大洲城 おおず
     Ozu Castle
所在地:愛媛県大洲市
最寄駅:予讃線 伊予大洲駅より徒歩、もしくはバス

大洲城天守及び台所櫓
 肱川(ひじかわ)を取り込んだ縄張りの大洲城。天然の外堀に、さらに内堀を配した壮大な規模だった。なお、天守は2004(平成16)年復元。台所櫓は1859(安政6)年に再建されたもので、重要文化財。

  大洲城は室町時代に築城されたといわれているが、詳しいことはわかっていない。藤堂高虎が板島城(のち宇和島城)7万石で入封した際、大洲城に城代を置いており、発掘調査の結果、この頃までに城の基礎が造られた様である。
 1609(慶長14)年に淡路洲本城より脇坂安治が5万石で入封し、大洲城を居城としてふさわしい城に完成。現在見られる天守も、この頃造られたと考えられている。
 1617(元和3)年になると、脇坂氏に代わり加藤貞泰が6万石で入封。以後、明治維新まで13代で大洲を支配した。

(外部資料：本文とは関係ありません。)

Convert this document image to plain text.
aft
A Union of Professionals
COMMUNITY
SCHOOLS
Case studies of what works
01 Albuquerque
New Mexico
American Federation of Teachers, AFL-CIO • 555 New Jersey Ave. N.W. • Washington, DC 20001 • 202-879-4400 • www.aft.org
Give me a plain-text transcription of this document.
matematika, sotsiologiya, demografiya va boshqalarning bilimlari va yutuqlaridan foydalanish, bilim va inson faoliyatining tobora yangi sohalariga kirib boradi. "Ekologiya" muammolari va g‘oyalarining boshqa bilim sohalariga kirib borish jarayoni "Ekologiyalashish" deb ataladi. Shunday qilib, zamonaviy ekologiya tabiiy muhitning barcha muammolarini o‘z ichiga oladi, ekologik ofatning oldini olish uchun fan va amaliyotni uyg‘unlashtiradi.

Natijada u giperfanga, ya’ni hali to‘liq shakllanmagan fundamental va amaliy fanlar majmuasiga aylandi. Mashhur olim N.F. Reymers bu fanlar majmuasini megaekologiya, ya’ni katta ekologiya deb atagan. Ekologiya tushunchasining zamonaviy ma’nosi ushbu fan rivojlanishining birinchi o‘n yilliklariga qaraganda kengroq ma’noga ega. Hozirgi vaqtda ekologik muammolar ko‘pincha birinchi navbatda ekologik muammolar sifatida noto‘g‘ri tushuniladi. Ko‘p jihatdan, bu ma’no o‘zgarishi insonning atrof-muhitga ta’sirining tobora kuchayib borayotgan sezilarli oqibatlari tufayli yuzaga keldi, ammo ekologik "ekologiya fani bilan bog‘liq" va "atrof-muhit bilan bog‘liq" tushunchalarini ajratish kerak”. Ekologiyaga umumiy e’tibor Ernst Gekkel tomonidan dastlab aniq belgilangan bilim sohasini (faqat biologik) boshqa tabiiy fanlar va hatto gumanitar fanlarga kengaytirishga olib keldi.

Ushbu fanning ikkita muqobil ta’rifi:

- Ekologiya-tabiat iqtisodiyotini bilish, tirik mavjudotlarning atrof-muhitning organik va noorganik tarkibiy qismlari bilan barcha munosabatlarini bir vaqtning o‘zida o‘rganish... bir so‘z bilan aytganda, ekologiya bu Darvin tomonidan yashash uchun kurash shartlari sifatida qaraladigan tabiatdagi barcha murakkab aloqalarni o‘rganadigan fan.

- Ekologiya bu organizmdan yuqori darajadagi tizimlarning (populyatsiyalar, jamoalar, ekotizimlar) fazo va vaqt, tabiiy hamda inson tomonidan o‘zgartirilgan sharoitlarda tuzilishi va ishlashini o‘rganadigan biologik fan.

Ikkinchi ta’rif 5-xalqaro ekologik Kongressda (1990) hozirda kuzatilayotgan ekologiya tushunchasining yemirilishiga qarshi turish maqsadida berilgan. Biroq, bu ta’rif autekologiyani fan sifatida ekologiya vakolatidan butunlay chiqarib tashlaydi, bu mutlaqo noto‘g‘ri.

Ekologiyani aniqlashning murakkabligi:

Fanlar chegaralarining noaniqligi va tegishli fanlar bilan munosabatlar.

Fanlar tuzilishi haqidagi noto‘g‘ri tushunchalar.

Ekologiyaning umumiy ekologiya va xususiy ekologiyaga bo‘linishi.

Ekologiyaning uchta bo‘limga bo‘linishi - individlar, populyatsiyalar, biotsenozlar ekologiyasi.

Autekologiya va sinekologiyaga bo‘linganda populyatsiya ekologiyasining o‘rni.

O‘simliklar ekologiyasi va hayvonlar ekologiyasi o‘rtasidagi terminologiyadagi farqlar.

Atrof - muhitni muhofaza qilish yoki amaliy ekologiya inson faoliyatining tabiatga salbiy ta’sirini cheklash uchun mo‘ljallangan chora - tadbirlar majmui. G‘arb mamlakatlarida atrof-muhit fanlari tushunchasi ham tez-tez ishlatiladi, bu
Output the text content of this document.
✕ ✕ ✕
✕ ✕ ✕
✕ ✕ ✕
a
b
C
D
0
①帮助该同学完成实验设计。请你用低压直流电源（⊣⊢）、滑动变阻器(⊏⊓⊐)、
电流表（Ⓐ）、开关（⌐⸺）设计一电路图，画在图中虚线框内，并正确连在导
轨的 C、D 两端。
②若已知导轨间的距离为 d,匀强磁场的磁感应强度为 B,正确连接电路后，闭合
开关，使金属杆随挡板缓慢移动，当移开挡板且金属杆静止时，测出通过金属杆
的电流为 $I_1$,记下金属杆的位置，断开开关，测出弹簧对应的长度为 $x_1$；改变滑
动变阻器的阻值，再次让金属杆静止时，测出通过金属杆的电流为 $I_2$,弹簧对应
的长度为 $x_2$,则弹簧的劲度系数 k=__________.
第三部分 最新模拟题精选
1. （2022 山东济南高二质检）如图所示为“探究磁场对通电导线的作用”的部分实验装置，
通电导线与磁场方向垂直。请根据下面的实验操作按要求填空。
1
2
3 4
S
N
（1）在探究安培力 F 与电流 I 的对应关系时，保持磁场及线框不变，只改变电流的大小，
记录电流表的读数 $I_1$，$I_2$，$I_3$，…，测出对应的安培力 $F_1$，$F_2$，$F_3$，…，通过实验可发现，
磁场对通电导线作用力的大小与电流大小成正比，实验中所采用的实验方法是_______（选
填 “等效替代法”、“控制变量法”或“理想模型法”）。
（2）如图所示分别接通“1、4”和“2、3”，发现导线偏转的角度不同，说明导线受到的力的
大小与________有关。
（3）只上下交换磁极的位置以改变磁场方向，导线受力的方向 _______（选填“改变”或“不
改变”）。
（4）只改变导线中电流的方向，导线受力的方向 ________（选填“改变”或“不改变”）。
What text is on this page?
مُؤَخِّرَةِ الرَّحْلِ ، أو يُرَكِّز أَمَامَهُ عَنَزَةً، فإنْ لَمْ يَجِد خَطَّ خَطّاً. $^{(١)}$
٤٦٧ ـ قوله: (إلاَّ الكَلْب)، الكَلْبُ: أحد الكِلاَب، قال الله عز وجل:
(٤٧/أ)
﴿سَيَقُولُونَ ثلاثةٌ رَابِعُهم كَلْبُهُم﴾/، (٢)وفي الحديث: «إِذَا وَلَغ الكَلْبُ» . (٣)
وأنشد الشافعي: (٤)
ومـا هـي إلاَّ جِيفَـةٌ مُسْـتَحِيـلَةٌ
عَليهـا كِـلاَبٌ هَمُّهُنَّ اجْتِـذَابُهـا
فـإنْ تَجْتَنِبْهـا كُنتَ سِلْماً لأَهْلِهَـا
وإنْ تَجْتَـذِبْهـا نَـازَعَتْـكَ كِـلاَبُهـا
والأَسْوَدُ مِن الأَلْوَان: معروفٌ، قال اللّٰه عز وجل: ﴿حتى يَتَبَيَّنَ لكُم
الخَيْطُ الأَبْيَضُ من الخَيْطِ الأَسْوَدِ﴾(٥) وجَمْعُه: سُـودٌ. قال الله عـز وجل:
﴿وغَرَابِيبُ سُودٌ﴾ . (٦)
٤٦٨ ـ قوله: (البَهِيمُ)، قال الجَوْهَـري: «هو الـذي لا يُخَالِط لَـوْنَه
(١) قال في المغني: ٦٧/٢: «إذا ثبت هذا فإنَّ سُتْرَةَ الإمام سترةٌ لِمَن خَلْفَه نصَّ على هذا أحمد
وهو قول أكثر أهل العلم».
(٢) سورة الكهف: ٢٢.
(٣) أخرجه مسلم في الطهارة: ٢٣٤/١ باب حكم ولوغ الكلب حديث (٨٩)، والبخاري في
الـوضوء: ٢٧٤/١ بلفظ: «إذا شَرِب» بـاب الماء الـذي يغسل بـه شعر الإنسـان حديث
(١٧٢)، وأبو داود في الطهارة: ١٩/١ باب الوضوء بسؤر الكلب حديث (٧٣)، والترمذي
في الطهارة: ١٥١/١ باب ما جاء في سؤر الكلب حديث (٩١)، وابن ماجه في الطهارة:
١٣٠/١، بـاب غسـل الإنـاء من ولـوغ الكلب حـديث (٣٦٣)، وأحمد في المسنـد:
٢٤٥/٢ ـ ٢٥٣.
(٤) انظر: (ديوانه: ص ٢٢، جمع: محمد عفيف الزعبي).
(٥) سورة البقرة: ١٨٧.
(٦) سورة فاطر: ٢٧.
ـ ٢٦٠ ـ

 1888(明治22)年に天守は取り壊され、内堀、外堀は大半が埋められた。そして長らく4棟の櫓など、僅かな建築物が残っているだけだったが、2004(平成16)年に木造で天守閣が復元され、昔日の威容を取り戻している。
(写真・本文:裏辺金好)
高欄櫓+天守+台所櫓
 高欄櫓は1861(文久元)年築で、重要文化財。このように、2つの櫓は小天守的な役割を果たしている。
御門番長屋
 天守へ向かう道の途中にある、門番が詰めていた小屋。絵図に従い外観復元が行われた。
下台所
 全国でも非常に貴重な、現存する下台所。本瓦葺の土蔵造となっている。
三の丸南隅櫓
 1766(明和3)年築で、重要文化財。手前のグラウンドはかつては外堀であった。
苧綿櫓
 肱川に面した二の丸東端の櫓。1833(天保4)年築で、重要文化財。
古い街並み
 城下町、大洲には古い街並みが今も残る。